Let x be the fraction of time  $f_1$  is used, where  $0 \le x \le 1$ . Therefore, to maximize average performance, we maximize  $\{xf_1 + (1-x)f_2\}$  under the following constraint:

$$x(E_{dyn}f_1 + P_{stat}) + (1 - x)\frac{V_2^2}{V_1^2}(E_{dyn}f_2 + P_{stat}) \le TDP$$
(18)

where,  $E_{dyn}$  and  $P_{stat}$  are dynamic energy per cycle and static power for processor at rated voltage. The voltage ratio  $V_2/V_1$  will be denoted by  $\sigma$ ; this is unlike the scale factor of Eq. 6 since no model circuit is involved. Now, TDP for the processor is expressed as:

$$TDP = E_{dyn} \cdot f_{TDP} + P_{stat} \tag{19}$$

Solving Eq. 19 for  $f_{TDP}$ , we get:

$$f_{TDP} = \frac{TDP - P_{stat}}{E_{dyn}} \tag{20}$$

Therefore, from relations 18 and 20, we derive an upper bound for  $\{xf_1 + (1 - x)f_2\}$  as follows:

Technology Characterization Model and Scaling for Energy Management 689

$$xf_1 + \sigma^2(1-x)f_2 \le f_{TDP} + \frac{(1-\sigma^2)(1-x)P_{stat}}{E_{dyn}}$$
(21)

Here,  $f_1$  and  $f_2$  have an upper bound of  $f_{max}$ , the critical path frequency, which is generally higher than  $f_{TDP}$  at the rated voltage (Fig. 2). However, an overall performance higher than  $f_{TDP}$  would be possible only when the last term on the right hand side is positive, requiring  $\sigma < 1$ , which implies dual voltage operation.

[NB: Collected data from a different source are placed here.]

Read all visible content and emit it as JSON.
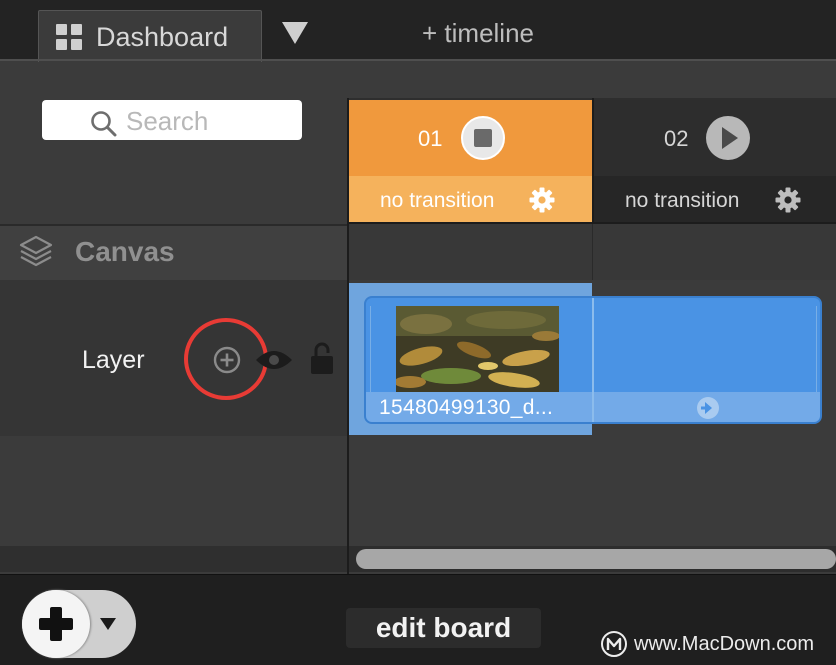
{
  "header": {
    "tab_label": "Dashboard",
    "add_timeline": "+ timeline"
  },
  "search": {
    "placeholder": "Search",
    "value": ""
  },
  "layers_panel": {
    "section_title": "Canvas",
    "layer_name": "Layer"
  },
  "cues": [
    {
      "number": "01",
      "transition": "no transition",
      "state": "playing",
      "control_icon": "stop-icon"
    },
    {
      "number": "02",
      "transition": "no transition",
      "state": "idle",
      "control_icon": "play-icon"
    }
  ],
  "clip": {
    "name": "15480499130_d..."
  },
  "footer": {
    "edit_board_label": "edit board",
    "watermark": "www.MacDown.com"
  },
  "colors": {
    "active_cue": "#f0993d",
    "clip_blue": "#4a93e4",
    "highlight_red": "#e83b35"
  },
  "icons": [
    "dashboard-grid-icon",
    "dropdown-arrow-icon",
    "search-icon",
    "layers-icon",
    "add-layer-icon",
    "eye-icon",
    "lock-icon",
    "stop-icon",
    "play-icon",
    "gear-icon",
    "arrow-right-icon",
    "plus-icon"
  ]
}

One the other hand, if  $\sigma = 1$  the average performance does not exceed the performance at a single frequency  $f_{TDP}$ , because inequality 21 reduces to:

$$xf_1 + (1-x)f_2 \le f_{TDP} \tag{22}$$

Performance optimization with single frequency is discussed next.

Highest Performance Operation: If we let x = 1 in inequality 22, then  $f_1 < f_{TDP}$  and its optimum value is  $f_1 = f_{opt} = f_{TDP}$ . The only way to increase  $f_{TDP}$  is to reduce voltage. However,  $f_{opt}$  must not exceed the critical path frequency  $f_{max}$ . In this scenario we find optimum voltage, frequency and cycle efficiency  $(V_{ddopt}, f_{opt}, \eta_{opt})$ . From Fig. 2 we determine  $V_{dd} = 1.112$  V and clock frequency f = 4.531 GHz, which give cycle efficiency  $\eta_{opt} = 47.91 \times 10^{6}$  cycles/J. This is a single clock operation where the processor is operated at maximum frequency  $(f_{max})$  giving the highest performance. The power consumption is no more than 95 W (TDP) and the program execution time reduces to 0.44 s and total energy consumed is 41.75 J. Thus, we observe 28% reduction in both energy consumption and execution time.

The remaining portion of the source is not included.